Card of the Day: 1948 R346 Hank Greenberg

Hank Greenberg is one of the best players to ever suit up for the Pittsburgh Pirates. He lost four years to his service in the war and another year due to injury in his prime, yet he still finished with 55.5 WAR in just 1,394 career games. I noted in an article recently about Arky Vaughan averaging .043 WAR per game during his career, which was second to all shortstops to Honus Wagner. Greenberg averaged .040 WAR per game. That’s better than anyone you can think of for the Pirates except Vaughan and Wagner.

The Pirates gave up a lot of money to get Greenberg and paid him well for the 1947 season, but he decided to retire after one year with the team, so Pirates fans didn’t get to enjoy him for long. That also means that he doesn’t appear on many cards with the Pirates. Even today’s Card of the Day is a bit of a stretch because he was already retired when the card came out shortly after his time with the Pirates was over. There’s no team name on the card either. Dixie Walker is in the same 1948 R346 set and his card says “Pittsburgh” on the front.

This is the first time for this set (more details below) and the first time for Greenberg. If he’s going to appear here again, which he probably will, it will be on a newer card that depicts him with the Pirates. There are a few of those to chose from.

Here’s the front of the card (back is blank):

As you can see with this card, there isn’t much to it and it’s not pretty. This set is often called the blue tint set and the R346 is a random number assigned after the cards came out. The “R”  category is for cards issue by gum companies during this era, though this should probably be a “W” card, which was the category for strip cards, or for those who don’t know, cards that came in strips and were cut by the consumers after purchasing them. Since you were relying on people to cut these by hand, many times kids you would assume, these cards can be found with some rough cuts.

The R346 set came in strips of six cards and there were eight different strips that made up the 48-card set. Greenberg is #35 in the set. These cards, when cut correctly, measure 2” by 2-5/8”, and that back is a plain gray cardboard color. All of the cards in the set looked the same, with a blue tinted low quality photo, a box around the photo (it’s hard to see at the bottom here due to the cut) and the player name, team name by city, and the card number. If the city had teams in both leagues, they differentiated with an “A” or “N”. As mentioned, Greenberg didn’t have a city, but he was on the Pirates in 1947, so this is considered to be a Pirates card to some people. Lou Gehrig is in the set and he passed away years before these cards came out, and they left off the team name for his card, despite him only playing for the Yankees. With that in mind, this being called a Pirates card for Greenberg can be argued as not being correct.

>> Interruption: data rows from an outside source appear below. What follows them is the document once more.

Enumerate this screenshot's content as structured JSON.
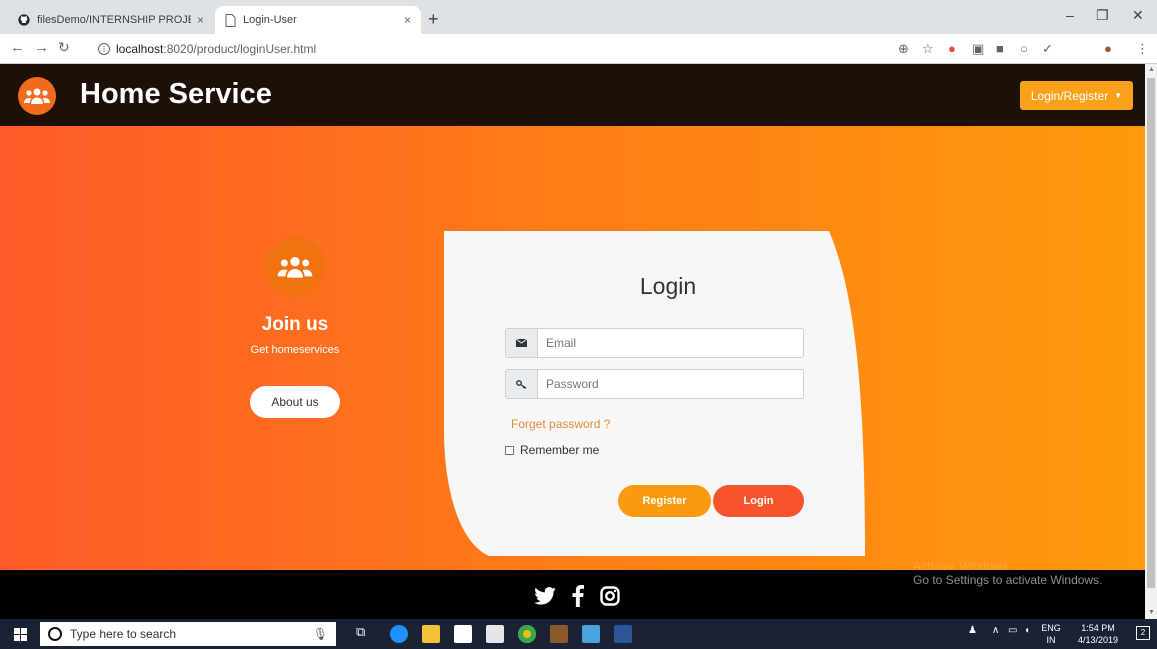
{
  "browser": {
    "tabs": [
      {
        "label": "filesDemo/INTERNSHIP PROJECT",
        "close": "×"
      },
      {
        "label": "Login-User",
        "close": "×"
      }
    ],
    "new_tab": "+",
    "window_controls": [
      "–",
      "❐",
      "✕"
    ],
    "url_host": "localhost",
    "url_path": ":8020/product/loginUser.html"
  },
  "navbar": {
    "brand": "Home Service",
    "login_dropdown": "Login/Register"
  },
  "join": {
    "title": "Join us",
    "subtitle": "Get homeservices",
    "about_button": "About us"
  },
  "login_form": {
    "title": "Login",
    "email_placeholder": "Email",
    "password_placeholder": "Password",
    "forget_link": "Forget password ?",
    "remember_label": "Remember me",
    "register_button": "Register",
    "login_button": "Login"
  },
  "footer": {
    "activate_title": "Activate Windows",
    "activate_message": "Go to Settings to activate Windows."
  },
  "taskbar": {
    "search_placeholder": "Type here to search",
    "lang_top": "ENG",
    "lang_bottom": "IN",
    "time": "1:54 PM",
    "date": "4/13/2019",
    "notifications": "2"
  },
  "colors": {
    "hero_start": "#ff5a28",
    "hero_end": "#ff9a0c",
    "navbar_bg": "#1e1008",
    "register_btn": "#fb9a0e",
    "login_btn": "#f7532c"
  }
}
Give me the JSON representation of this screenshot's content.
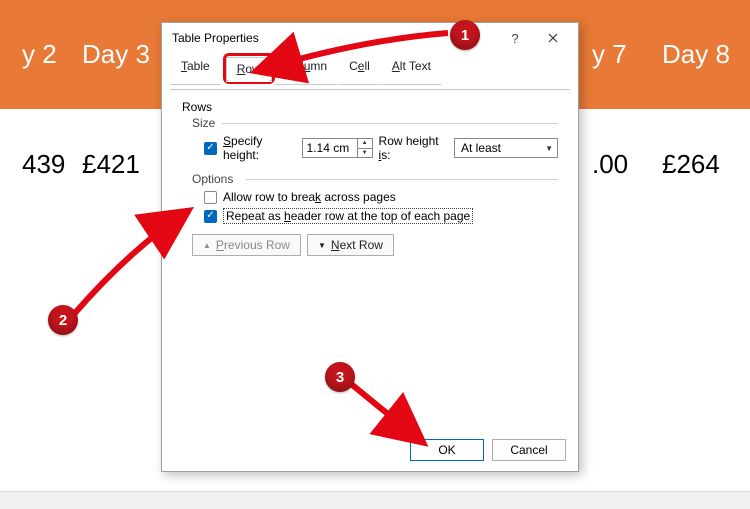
{
  "table": {
    "head": [
      "y 2",
      "Day 3",
      "y 7",
      "Day 8"
    ],
    "row": [
      "439",
      "£421",
      ".00",
      "£264"
    ]
  },
  "dialog": {
    "title": "Table Properties",
    "tabs": {
      "table": "Table",
      "row": "Row",
      "column": "Column",
      "cell": "Cell",
      "alt": "Alt Text"
    },
    "rows_label": "Rows",
    "size_label": "Size",
    "specify_height": "Specify height:",
    "height_value": "1.14 cm",
    "row_height_is": "Row height is:",
    "row_height_mode": "At least",
    "options_label": "Options",
    "allow_break": "Allow row to break across pages",
    "repeat_header": "Repeat as header row at the top of each page",
    "prev_row": "Previous Row",
    "next_row": "Next Row",
    "ok": "OK",
    "cancel": "Cancel"
  },
  "annotations": {
    "one": "1",
    "two": "2",
    "three": "3"
  }
}
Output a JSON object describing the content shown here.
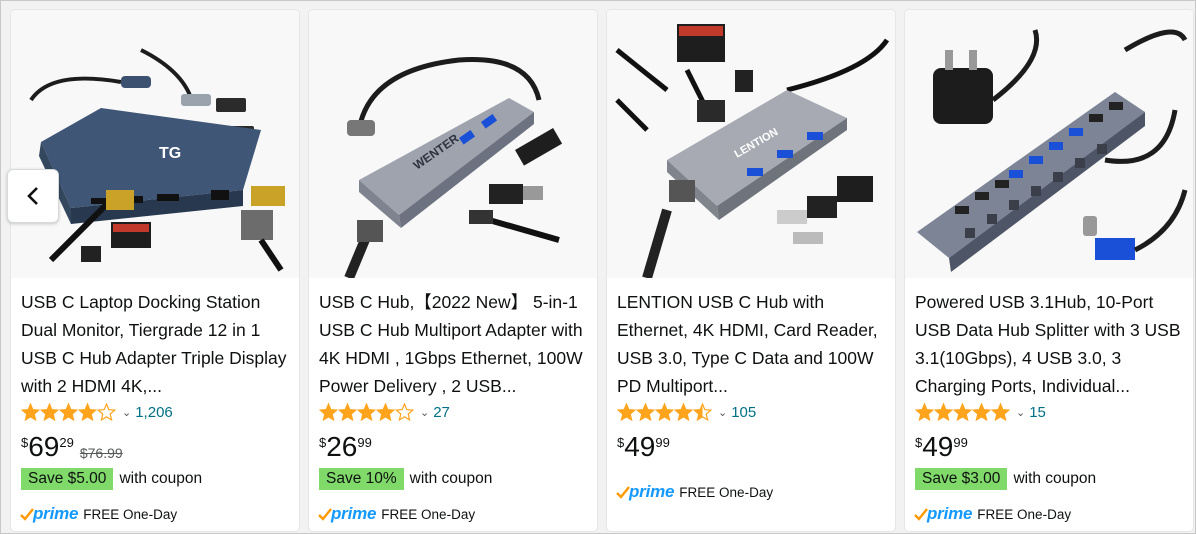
{
  "carousel": {
    "prev_icon": "chevron-left-icon",
    "products": [
      {
        "title": "USB C Laptop Docking Station Dual Monitor, Tiergrade 12 in 1 USB C Hub Adapter Triple Display with 2 HDMI 4K,...",
        "rating": 4.0,
        "rating_count": "1,206",
        "price_symbol": "$",
        "price_whole": "69",
        "price_fraction": "29",
        "list_price": "$76.99",
        "coupon_badge": "Save $5.00",
        "coupon_text": "with coupon",
        "prime_word": "prime",
        "delivery": "FREE One-Day"
      },
      {
        "title": "USB C Hub,【2022 New】 5-in-1 USB C Hub Multiport Adapter with 4K HDMI , 1Gbps Ethernet, 100W Power Delivery , 2 USB...",
        "rating": 4.0,
        "rating_count": "27",
        "price_symbol": "$",
        "price_whole": "26",
        "price_fraction": "99",
        "list_price": "",
        "coupon_badge": "Save 10%",
        "coupon_text": "with coupon",
        "prime_word": "prime",
        "delivery": "FREE One-Day"
      },
      {
        "title": "LENTION USB C Hub with Ethernet, 4K HDMI, Card Reader, USB 3.0, Type C Data and 100W PD Multiport...",
        "rating": 4.5,
        "rating_count": "105",
        "price_symbol": "$",
        "price_whole": "49",
        "price_fraction": "99",
        "list_price": "",
        "coupon_badge": "",
        "coupon_text": "",
        "prime_word": "prime",
        "delivery": "FREE One-Day"
      },
      {
        "title": "Powered USB 3.1Hub, 10-Port USB Data Hub Splitter with 3 USB 3.1(10Gbps), 4 USB 3.0, 3 Charging Ports, Individual...",
        "rating": 5.0,
        "rating_count": "15",
        "price_symbol": "$",
        "price_whole": "49",
        "price_fraction": "99",
        "list_price": "",
        "coupon_badge": "Save $3.00",
        "coupon_text": "with coupon",
        "prime_word": "prime",
        "delivery": "FREE One-Day"
      }
    ]
  },
  "product_image_text": {
    "p1_logo": "TG",
    "p2_brand": "WENTER",
    "p3_brand": "LENTION"
  },
  "colors": {
    "star": "#ffa41c",
    "link": "#007185",
    "coupon": "#7fda69",
    "prime": "#1399ff",
    "prime_check": "#ff9900"
  }
}
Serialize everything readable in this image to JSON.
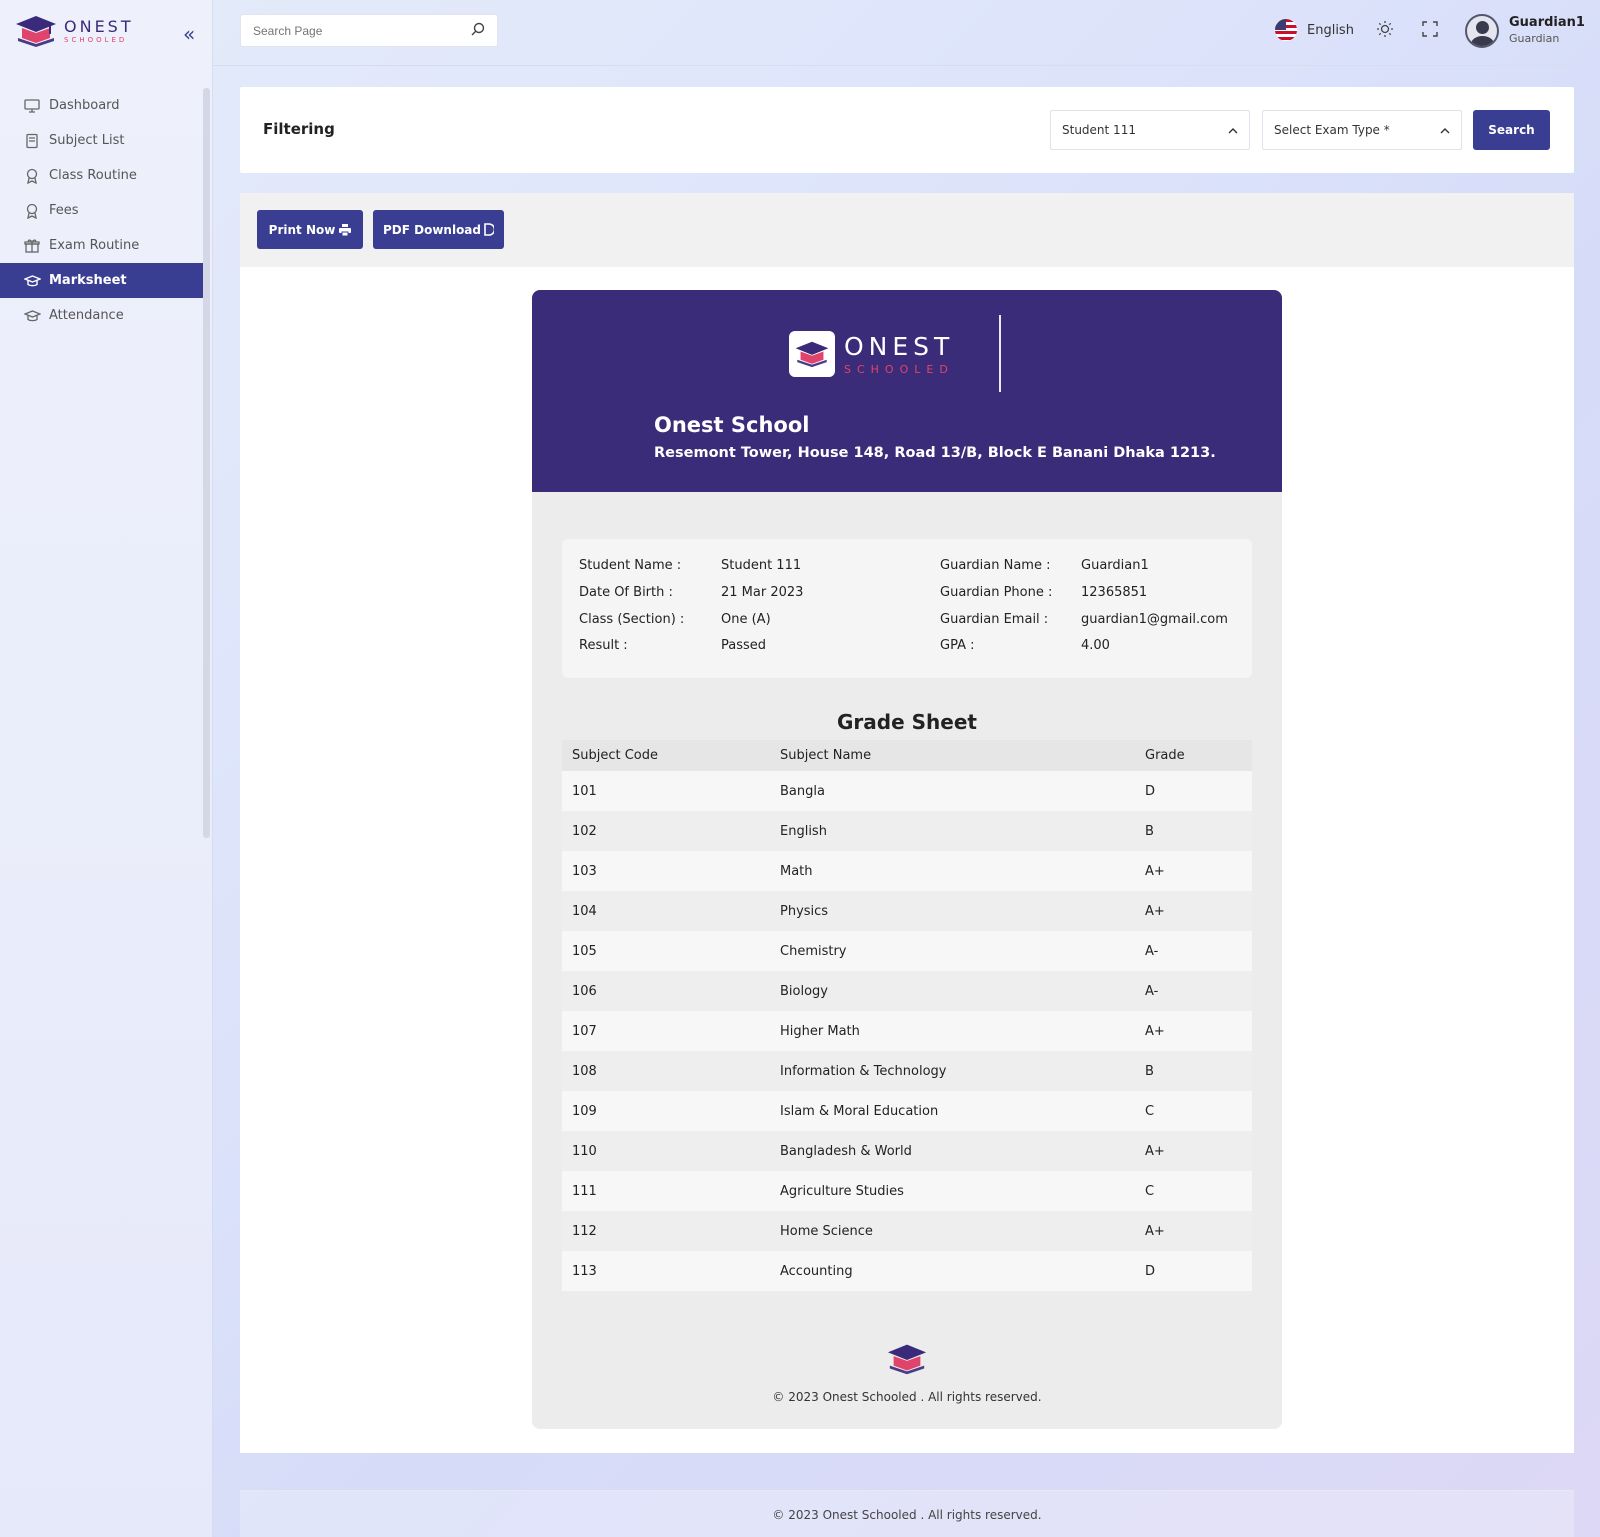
{
  "app": {
    "brand_name": "ONEST",
    "brand_sub": "SCHOOLED",
    "accent": "#3a3e93",
    "sheet_header_color": "#3b2c7a",
    "brand_pink": "#e0436b"
  },
  "sidebar": {
    "collapse_icon": "chevrons-left-icon",
    "items": [
      {
        "label": "Dashboard",
        "icon": "monitor-icon"
      },
      {
        "label": "Subject List",
        "icon": "book-icon"
      },
      {
        "label": "Class Routine",
        "icon": "award-icon"
      },
      {
        "label": "Fees",
        "icon": "award-icon"
      },
      {
        "label": "Exam Routine",
        "icon": "gift-icon"
      },
      {
        "label": "Marksheet",
        "icon": "graduation-cap-icon",
        "active": true
      },
      {
        "label": "Attendance",
        "icon": "graduation-cap-icon"
      }
    ]
  },
  "header": {
    "search_placeholder": "Search Page",
    "language": "English",
    "user_name": "Guardian1",
    "user_role": "Guardian"
  },
  "filter": {
    "title": "Filtering",
    "student_select": "Student 111",
    "exam_type_select": "Select Exam Type *",
    "search_label": "Search"
  },
  "actions": {
    "print_label": "Print Now",
    "pdf_label": "PDF Download"
  },
  "marksheet": {
    "logo_name": "ONEST",
    "logo_sub": "SCHOOLED",
    "school_name": "Onest School",
    "school_address": "Resemont Tower, House 148, Road 13/B, Block E Banani Dhaka 1213.",
    "student_info": [
      {
        "label": "Student Name :",
        "value": "Student 111"
      },
      {
        "label": "Date Of Birth :",
        "value": "21 Mar 2023"
      },
      {
        "label": "Class (Section) :",
        "value": "One (A)"
      },
      {
        "label": "Result :",
        "value": "Passed"
      }
    ],
    "guardian_info": [
      {
        "label": "Guardian Name :",
        "value": "Guardian1"
      },
      {
        "label": "Guardian Phone :",
        "value": "12365851"
      },
      {
        "label": "Guardian Email :",
        "value": "guardian1@gmail.com"
      },
      {
        "label": "GPA :",
        "value": "4.00"
      }
    ],
    "grade_title": "Grade Sheet",
    "columns": [
      "Subject Code",
      "Subject Name",
      "Grade"
    ],
    "rows": [
      [
        "101",
        "Bangla",
        "D"
      ],
      [
        "102",
        "English",
        "B"
      ],
      [
        "103",
        "Math",
        "A+"
      ],
      [
        "104",
        "Physics",
        "A+"
      ],
      [
        "105",
        "Chemistry",
        "A-"
      ],
      [
        "106",
        "Biology",
        "A-"
      ],
      [
        "107",
        "Higher Math",
        "A+"
      ],
      [
        "108",
        "Information & Technology",
        "B"
      ],
      [
        "109",
        "Islam & Moral Education",
        "C"
      ],
      [
        "110",
        "Bangladesh & World",
        "A+"
      ],
      [
        "111",
        "Agriculture Studies",
        "C"
      ],
      [
        "112",
        "Home Science",
        "A+"
      ],
      [
        "113",
        "Accounting",
        "D"
      ]
    ],
    "copyright": "© 2023 Onest Schooled . All rights reserved."
  },
  "footer": {
    "copyright": "© 2023 Onest Schooled . All rights reserved."
  }
}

If you’re interested in this set, which isn’t overly popular, but they are hard to find, then you’re going to pay between $150 and $350 if you get it on Ebay. There are four auctions up and three are graded, while the fourth is from a reputable seller and it’s also the cheapest one. The most expensive is a PSA 2, which has a best offer option. There’s another PSA 2  for $310 with a best offer, and then an SGC 40 (PSA 3 equal) for $250 or best offer. There haven’t been any sales of this card in the last three months.